L’amyloïde n’est pas une substance unique, mais une famille de glycoprotéines complexes de composition variable qui subissent une transformation (misfolding) pour partir de fibrilles bêta-plissées. Les amyloïdes ont une ultrastructure caractéristique commune (fibrilles non ramifiées de 7,5 à 10 nm de large et de longueur indéfinie) et des propriétés tinctoriales (biréfringence verte lorsqu’elles sont colorées au rouge Congo et fluorescence jaune-vert intense avec la thioflavine T) et se lient au sérum amyloïde P (SAP). Plusieurs formes d’amylose sont reconnues selon la nature de la protéine précurseur.

AL amyloïde

Les chaînes légères d’immunoglobuline sont le constituant majeur de ces protéines, que l’on retrouve chez les patients atteints d’amylose primaire et de myélome multiple. Parmi les patients atteints de myélome multiple, 6 à 24% développent une amyloïdose. Inversement, parmi les patients présentant une amylose primaire (AL), une proportion importante a, ou finit par développer, une dyscrasie plasmocytaire avec plasmacytose dans la moelle osseuse, des chaînes légères d’immunoglobulines dans le sérum et des protéines de Bence-Jones.

Amyloïde AA (SAA)

Le composant principal de l’amyloïde AA est une protéine constituée de 76 acides aminés avec un poids moléculaire de 8500 d qui n’est pas liée aux immunoglobulines. Ce type est retrouvé chez les patients atteints d’amylose secondaire associée à des infections chroniques ou à des conditions inflammatoires, telles que la polyarthrite rhumatoïde, la syphilis et l’ostéomyélite chronique.

Transthyrétine (TTR ; préalbumine)

Il s’agit de la transthyrétine de type sauvage ou non mutée dans l’amylose sénile et d’une forme mutée dans l’amylose familiale.

Amyloïdose liée à la dialyse de la bêta-2 microglobuline

Les facteurs qui déterminent un dépôt fibrillaire ou granulaire d’une chaîne légère monoclonale donnée ne sont pas clairs et semblent dépendre des propriétés biochimiques ou des chaînes légères et du fait qu’elles soient intactes ou en fragments. Il a été démontré que les chaînes légères s’auto-associent pour former des agrégats de poids moléculaire élevé qui se déposent dans les tissus avec ou sans formation de fibrilles. La charge nette de la protéine peut être un déterminant important du potentiel amyloïdogène.

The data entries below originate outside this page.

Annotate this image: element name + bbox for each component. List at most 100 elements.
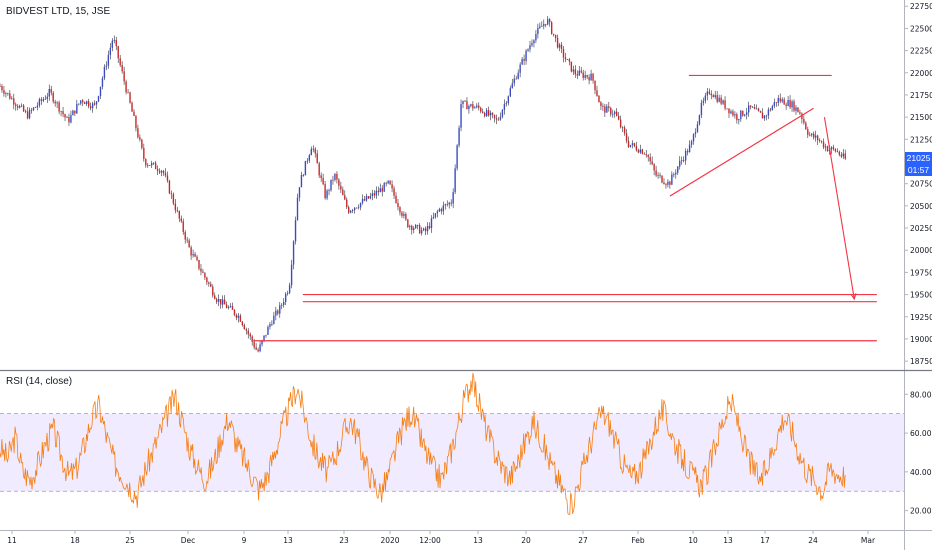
candle-body: [206, 277, 208, 283]
candle-body: [212, 286, 214, 296]
candle-body: [513, 78, 515, 84]
candle-body: [692, 134, 695, 142]
candle-body: [202, 271, 204, 273]
candle-body: [747, 105, 750, 113]
candle-body: [377, 190, 379, 193]
candle-body: [708, 91, 710, 94]
candle-body: [422, 228, 425, 231]
candle-body: [659, 174, 661, 176]
candle-body: [239, 315, 242, 322]
candle-body: [219, 299, 222, 305]
candle-body: [113, 39, 115, 41]
candle-body: [783, 99, 785, 105]
candle-body: [125, 81, 127, 93]
candle-body: [407, 219, 409, 228]
candle-body: [686, 151, 689, 153]
candle-body: [511, 83, 513, 89]
candle-body: [724, 100, 726, 109]
projection-arrow: [823, 117, 855, 300]
candle-body: [336, 173, 338, 180]
candle-body: [556, 37, 559, 48]
price-tick-label: 21750: [910, 91, 932, 100]
candle-body: [32, 107, 35, 111]
candle-body: [665, 183, 667, 185]
candle-body: [359, 202, 362, 208]
time-tick-label: 13: [473, 536, 483, 545]
candle-body: [44, 98, 47, 100]
candle-body: [235, 314, 238, 318]
candle-body: [42, 99, 45, 101]
candle-body: [472, 104, 474, 109]
candle-body: [385, 183, 387, 184]
candle-body: [552, 33, 555, 35]
time-tick-label: 17: [760, 536, 770, 545]
time-tick-label: 18: [70, 536, 80, 545]
time-tick-label: 11: [7, 536, 17, 545]
candle-body: [340, 185, 342, 190]
candle-body: [834, 148, 837, 152]
candle-body: [0, 86, 1, 87]
candle-body: [805, 122, 807, 130]
candle-body: [590, 73, 592, 81]
candle-body: [452, 192, 454, 204]
candle-body: [19, 105, 21, 108]
candle-body: [381, 188, 383, 192]
candle-body: [791, 101, 793, 108]
candle-body: [531, 43, 533, 46]
candle-body: [720, 97, 722, 104]
candle-body: [824, 146, 827, 148]
time-tick-label: 25: [125, 536, 135, 545]
candle-body: [355, 207, 358, 209]
candle-body: [391, 184, 393, 189]
candle-body: [487, 110, 490, 116]
candle-body: [58, 102, 60, 112]
candle-body: [572, 69, 575, 72]
candle-body: [314, 148, 316, 154]
candle-body: [261, 340, 263, 345]
candle-body: [217, 299, 220, 302]
candle-body: [147, 165, 149, 166]
candle-body: [383, 183, 385, 192]
candle-body: [393, 188, 395, 196]
candle-body: [371, 193, 374, 197]
candle-body: [40, 99, 43, 101]
candle-body: [501, 109, 504, 117]
candle-body: [649, 157, 651, 162]
candle-body: [789, 99, 791, 108]
candle-body: [740, 110, 742, 120]
candle-body: [149, 165, 151, 166]
rising-trendline: [669, 107, 814, 197]
candle-body: [300, 174, 303, 188]
candle-body: [767, 109, 770, 116]
candle-body: [474, 107, 476, 109]
symbol-title: BIDVEST LTD, 15, JSE: [6, 6, 111, 17]
candle-body: [539, 26, 541, 28]
candle-body: [592, 73, 594, 81]
candle-body: [38, 99, 41, 106]
candle-body: [647, 155, 649, 158]
candle-body: [643, 153, 645, 155]
candle-body: [781, 99, 783, 102]
candle-body: [596, 90, 598, 96]
candle-body: [196, 256, 198, 261]
candle-body: [430, 218, 433, 229]
price-axis-panel: [904, 0, 932, 550]
price-tick-label: 19000: [910, 335, 932, 344]
candle-body: [653, 164, 655, 171]
candle-body: [476, 105, 478, 108]
candle-body: [413, 228, 415, 231]
candle-body: [606, 106, 608, 113]
candle-body: [761, 112, 764, 119]
candle-body: [712, 95, 714, 98]
candle-body: [738, 119, 740, 121]
candle-body: [521, 59, 523, 65]
candle-body: [269, 324, 271, 327]
candle-body: [560, 44, 563, 50]
candle-body: [682, 160, 685, 161]
candle-body: [188, 240, 190, 248]
time-tick-label: 23: [339, 536, 349, 545]
candle-body: [706, 91, 709, 96]
candle-body: [464, 100, 466, 102]
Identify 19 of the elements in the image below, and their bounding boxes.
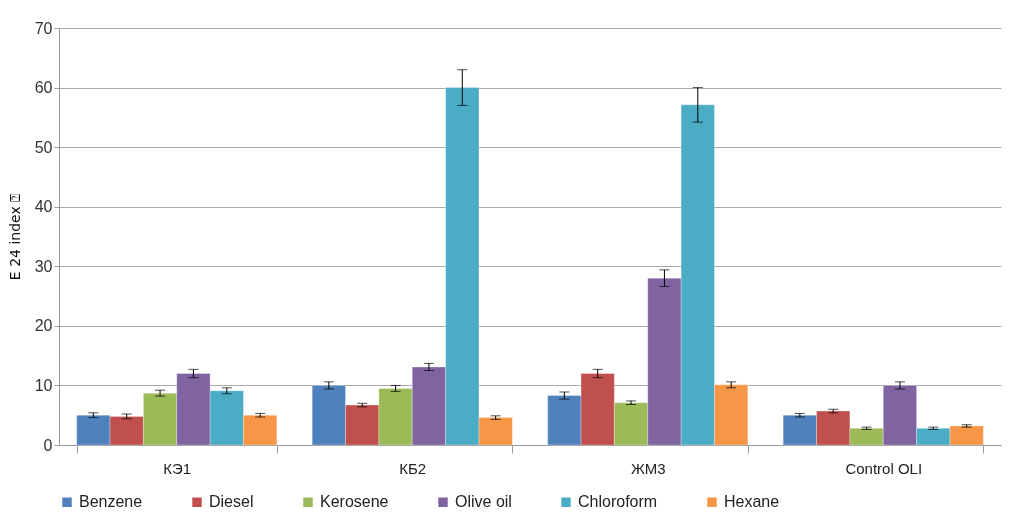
legend-label: Olive oil [455,493,512,511]
x-tick-label: Control OLI [845,459,923,477]
legend-label: Chloroform [578,493,658,511]
legend-label: Hexane [724,493,780,511]
legend-label: Benzene [79,493,143,511]
x-tick-label: КЭ1 [163,459,192,477]
legend-label: Diesel [209,493,254,511]
x-tick-label: ЖМ3 [630,459,666,477]
y-tick-label: 0 [43,436,53,454]
y-axis-title: E 24 index ⍰ [6,193,23,281]
y-tick-label: 60 [34,79,53,97]
legend-label: Kerosene [320,493,389,511]
y-tick-label: 10 [34,376,53,394]
y-tick-label: 70 [34,19,53,37]
x-tick-label: КБ2 [399,459,427,477]
y-tick-label: 50 [34,138,53,156]
y-tick-label: 30 [34,257,53,275]
y-tick-label: 20 [34,317,53,335]
y-tick-label: 40 [34,198,53,216]
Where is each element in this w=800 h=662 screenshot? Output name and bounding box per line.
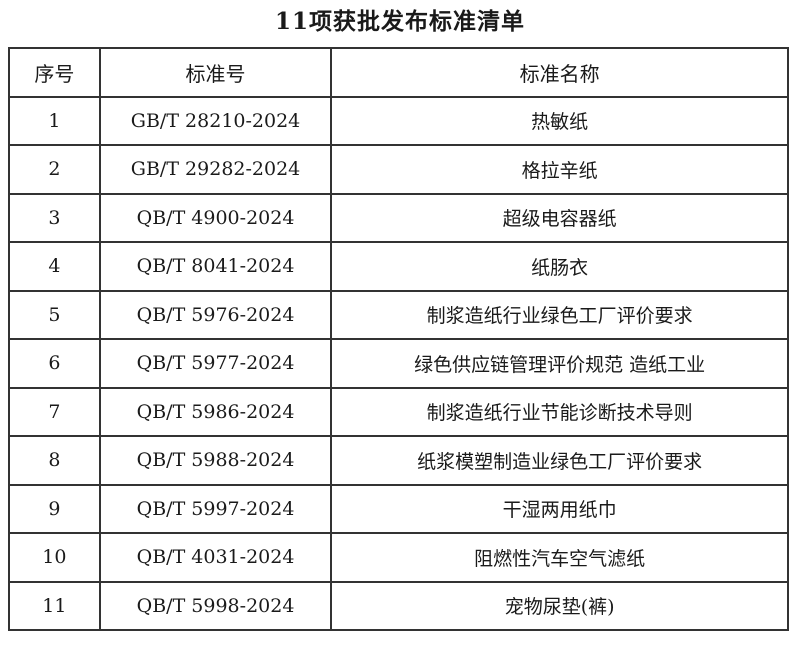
table-row: 7 QB/T 5986-2024 制浆造纸行业节能诊断技术导则 bbox=[8, 386, 789, 437]
table-row: 5 QB/T 5976-2024 制浆造纸行业绿色工厂评价要求 bbox=[8, 289, 789, 340]
row-index: 2 bbox=[8, 144, 101, 195]
table-row: 2 GB/T 29282-2024 格拉辛纸 bbox=[8, 144, 789, 195]
standards-table: 序号 标准号 标准名称 1 GB/T 28210-2024 热敏纸 2 GB/T 292… bbox=[8, 47, 789, 631]
row-index: 1 bbox=[8, 95, 101, 146]
row-standard-number: QB/T 5998-2024 bbox=[98, 580, 333, 631]
row-standard-name: 干湿两用纸巾 bbox=[330, 483, 789, 534]
row-standard-number: GB/T 28210-2024 bbox=[98, 95, 333, 146]
row-index: 11 bbox=[8, 580, 101, 631]
row-index: 3 bbox=[8, 192, 101, 243]
row-standard-name: 超级电容器纸 bbox=[330, 192, 789, 243]
row-standard-number: QB/T 5997-2024 bbox=[98, 483, 333, 534]
header-row: 序号 标准号 标准名称 bbox=[8, 47, 789, 98]
row-standard-name: 制浆造纸行业绿色工厂评价要求 bbox=[330, 289, 789, 340]
row-index: 9 bbox=[8, 483, 101, 534]
header-index: 序号 bbox=[8, 47, 101, 98]
table-row: 9 QB/T 5997-2024 干湿两用纸巾 bbox=[8, 483, 789, 534]
row-standard-number: GB/T 29282-2024 bbox=[98, 144, 333, 195]
row-standard-number: QB/T 5988-2024 bbox=[98, 435, 333, 486]
header-standard-number: 标准号 bbox=[98, 47, 333, 98]
table-row: 3 QB/T 4900-2024 超级电容器纸 bbox=[8, 192, 789, 243]
row-standard-name: 宠物尿垫(裤) bbox=[330, 580, 789, 631]
row-standard-name: 纸肠衣 bbox=[330, 241, 789, 292]
row-standard-number: QB/T 8041-2024 bbox=[98, 241, 333, 292]
row-index: 4 bbox=[8, 241, 101, 292]
row-index: 10 bbox=[8, 532, 101, 583]
table-row: 4 QB/T 8041-2024 纸肠衣 bbox=[8, 241, 789, 292]
row-standard-name: 阻燃性汽车空气滤纸 bbox=[330, 532, 789, 583]
row-standard-number: QB/T 4900-2024 bbox=[98, 192, 333, 243]
row-standard-number: QB/T 5976-2024 bbox=[98, 289, 333, 340]
row-index: 5 bbox=[8, 289, 101, 340]
row-standard-name: 制浆造纸行业节能诊断技术导则 bbox=[330, 386, 789, 437]
table-row: 1 GB/T 28210-2024 热敏纸 bbox=[8, 95, 789, 146]
row-standard-name: 绿色供应链管理评价规范 造纸工业 bbox=[330, 338, 789, 389]
table-row: 8 QB/T 5988-2024 纸浆模塑制造业绿色工厂评价要求 bbox=[8, 435, 789, 486]
row-index: 8 bbox=[8, 435, 101, 486]
row-standard-number: QB/T 5977-2024 bbox=[98, 338, 333, 389]
header-standard-name: 标准名称 bbox=[330, 47, 789, 98]
row-standard-name: 格拉辛纸 bbox=[330, 144, 789, 195]
row-standard-name: 纸浆模塑制造业绿色工厂评价要求 bbox=[330, 435, 789, 486]
row-standard-number: QB/T 5986-2024 bbox=[98, 386, 333, 437]
row-index: 6 bbox=[8, 338, 101, 389]
row-standard-name: 热敏纸 bbox=[330, 95, 789, 146]
table-row: 11 QB/T 5998-2024 宠物尿垫(裤) bbox=[8, 580, 789, 631]
row-index: 7 bbox=[8, 386, 101, 437]
row-standard-number: QB/T 4031-2024 bbox=[98, 532, 333, 583]
document-title: 11项获批发布标准清单 bbox=[274, 8, 525, 35]
table-row: 6 QB/T 5977-2024 绿色供应链管理评价规范 造纸工业 bbox=[8, 338, 789, 389]
table-row: 10 QB/T 4031-2024 阻燃性汽车空气滤纸 bbox=[8, 532, 789, 583]
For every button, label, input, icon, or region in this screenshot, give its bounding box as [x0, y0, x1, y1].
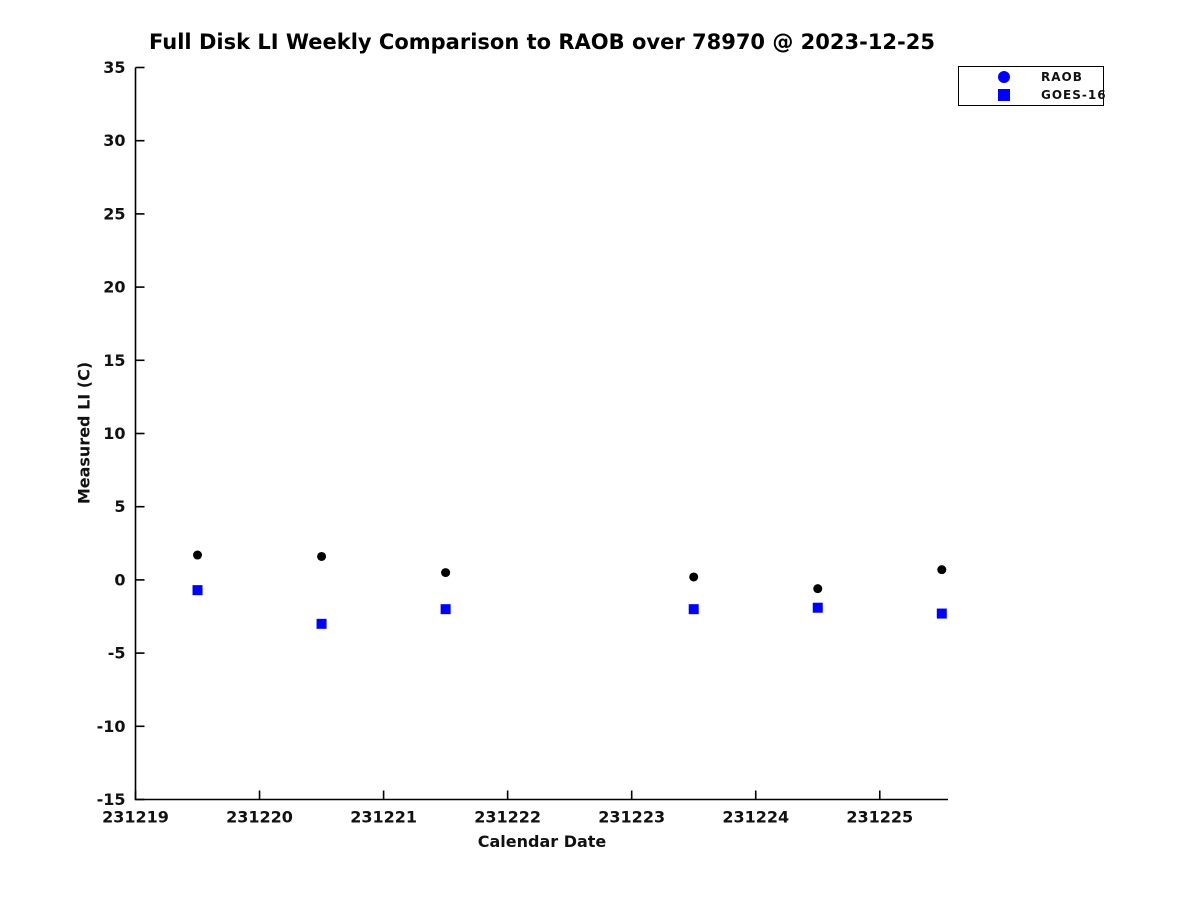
data-point-goes-16: [440, 604, 451, 615]
data-point-raob: [317, 551, 327, 561]
y-tick-label: 0: [114, 570, 125, 589]
legend-label-goes16: GOES-16: [1041, 88, 1107, 102]
y-tick-label: -5: [108, 644, 126, 663]
x-tick-label: 231220: [226, 808, 293, 827]
legend-entry-goes16: GOES-16: [959, 87, 1106, 103]
y-tick-label: 15: [103, 351, 125, 370]
goes16-square-marker-icon: [998, 89, 1010, 101]
data-point-raob: [441, 568, 451, 578]
x-tick-label: 231224: [722, 808, 789, 827]
x-tick-label: 231222: [474, 808, 541, 827]
y-tick-label: 10: [103, 424, 125, 443]
y-tick-label: -10: [97, 717, 126, 736]
data-point-raob: [689, 572, 699, 582]
y-tick-label: 25: [103, 204, 125, 223]
x-tick-label: 231225: [846, 808, 913, 827]
axis-spines: [134, 67, 948, 801]
data-point-raob: [937, 565, 947, 575]
x-tick-label: 231219: [102, 808, 169, 827]
legend-entry-raob: RAOB: [959, 69, 1103, 85]
y-tick-label: 5: [114, 497, 125, 516]
data-point-goes-16: [316, 618, 327, 629]
chart-title: Full Disk LI Weekly Comparison to RAOB o…: [148, 30, 935, 54]
y-tick-label: 20: [103, 278, 125, 297]
data-point-goes-16: [688, 604, 699, 615]
x-tick-label: 231223: [598, 808, 665, 827]
y-tick-label: -15: [97, 790, 126, 809]
data-point-raob: [813, 584, 823, 594]
data-point-goes-16: [812, 602, 823, 613]
y-tick-label: 35: [103, 58, 125, 77]
data-point-raob: [193, 550, 203, 560]
legend-label-raob: RAOB: [1041, 70, 1083, 84]
y-tick-label: 30: [103, 131, 125, 150]
x-tick-label: 231221: [350, 808, 417, 827]
x-axis-label: Calendar Date: [477, 832, 607, 851]
legend: RAOB GOES-16: [958, 66, 1106, 106]
data-point-goes-16: [192, 585, 203, 596]
raob-circle-marker-icon: [998, 71, 1010, 83]
data-point-goes-16: [936, 608, 947, 619]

Les études sur des modèles animaux et les études in vitro de l’amylose secondaire (AA) suggèrent qu’en réponse à une blessure chronique, les monocytes sont activés et libèrent l’interleukine 1, qui agit sur le foie pour induire la synthèse d’une protéine précurseur désignée comme amyloïde sérique (SAA). La SAA est ensuite dégradée par les macrophages sous l’influence de certains facteurs favorisants, appelés cofacteurs, comme le composant P de l’amyloïde sérique (SAP), les glycosaminoglycanes et certaines apolipoprotéines (E et J), et on ne sait pas si ces cofacteurs se déposent pendant la fibrillogenèse ou après un événement fibrillogène.